NFL commissioner Roger Goodell has said the Washington Redskins' nickname has “a positive meaning” in a letter to 10 members of Congress, who had earlier urged team owner Daniel Snyder and the NFL to change the name because it is offensive to many Native Americans.
The members of Congress sent their letters to Snyder, Goodell and the other 31 NFL franchises in May. Goodell's response was sent June 5, a copy of which can be viewed on the Indian Country Today Media Network.
"The Washington Redskins name has thus from its origin represented a positive meaning distinct from any disparagement that could be viewed in some other context," Goodell stated. "For the team's millions of fans and customers, who represent one of America's most ethnically and geographically diverse fan bases, the name is a unifying force that stands for strength, courage, pride and respect."

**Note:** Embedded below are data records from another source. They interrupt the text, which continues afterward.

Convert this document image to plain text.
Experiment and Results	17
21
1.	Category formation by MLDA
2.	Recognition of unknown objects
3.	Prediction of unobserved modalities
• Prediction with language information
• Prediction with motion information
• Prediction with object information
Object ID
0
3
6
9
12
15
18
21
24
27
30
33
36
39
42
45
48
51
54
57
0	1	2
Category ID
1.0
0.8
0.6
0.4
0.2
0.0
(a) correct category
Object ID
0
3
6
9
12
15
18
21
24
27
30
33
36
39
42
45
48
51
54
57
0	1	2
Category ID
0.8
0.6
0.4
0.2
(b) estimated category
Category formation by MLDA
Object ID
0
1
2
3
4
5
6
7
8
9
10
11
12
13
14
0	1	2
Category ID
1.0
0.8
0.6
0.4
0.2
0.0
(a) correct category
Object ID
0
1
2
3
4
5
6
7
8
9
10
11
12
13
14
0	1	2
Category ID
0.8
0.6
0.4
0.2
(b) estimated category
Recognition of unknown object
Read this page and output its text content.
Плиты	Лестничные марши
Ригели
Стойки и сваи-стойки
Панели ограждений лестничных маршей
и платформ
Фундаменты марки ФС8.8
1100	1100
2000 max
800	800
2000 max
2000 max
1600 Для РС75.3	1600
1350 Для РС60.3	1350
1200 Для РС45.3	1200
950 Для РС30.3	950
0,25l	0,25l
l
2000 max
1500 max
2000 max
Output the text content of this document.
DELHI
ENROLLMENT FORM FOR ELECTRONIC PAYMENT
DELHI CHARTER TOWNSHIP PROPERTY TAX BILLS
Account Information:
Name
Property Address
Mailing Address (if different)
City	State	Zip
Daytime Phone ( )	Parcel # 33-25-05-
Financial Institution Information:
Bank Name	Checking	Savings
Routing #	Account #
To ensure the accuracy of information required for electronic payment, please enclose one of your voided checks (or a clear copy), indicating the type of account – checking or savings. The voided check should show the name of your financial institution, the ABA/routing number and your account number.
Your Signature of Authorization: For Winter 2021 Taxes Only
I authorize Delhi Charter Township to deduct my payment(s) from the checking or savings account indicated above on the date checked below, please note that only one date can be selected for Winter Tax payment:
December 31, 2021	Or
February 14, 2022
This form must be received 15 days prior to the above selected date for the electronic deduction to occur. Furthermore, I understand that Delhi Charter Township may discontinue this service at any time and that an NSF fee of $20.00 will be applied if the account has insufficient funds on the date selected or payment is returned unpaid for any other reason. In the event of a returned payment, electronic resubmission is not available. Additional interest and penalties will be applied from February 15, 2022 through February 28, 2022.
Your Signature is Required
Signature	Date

Betty McCollum (D-Minn.) and Eni Faleomavaega (D-American Samoa) responded to Goodell's letter with statements of their own. McCollum said Goodell's letter was "another attempt to justify a racial slur on behalf of Dan Snyder and other NFL owners who appear to be only concerned with earning ever larger profits, even if it means exploiting a racist stereotype of Native Americans." Faleomavaega said that Goodell "completely missed the point regarding the Washington franchise's name."
The letter to Snyder said that "Native Americans throughout the country consider the 'R-word' a racial, derogatory slur akin to the 'N-word' among African Americans or the 'W-word' among Latinos." The nickname is the subject of a long-running legal challenge from a group seeking to have the team lose its trademark protection. The team’s owner has vowed he will never change the name.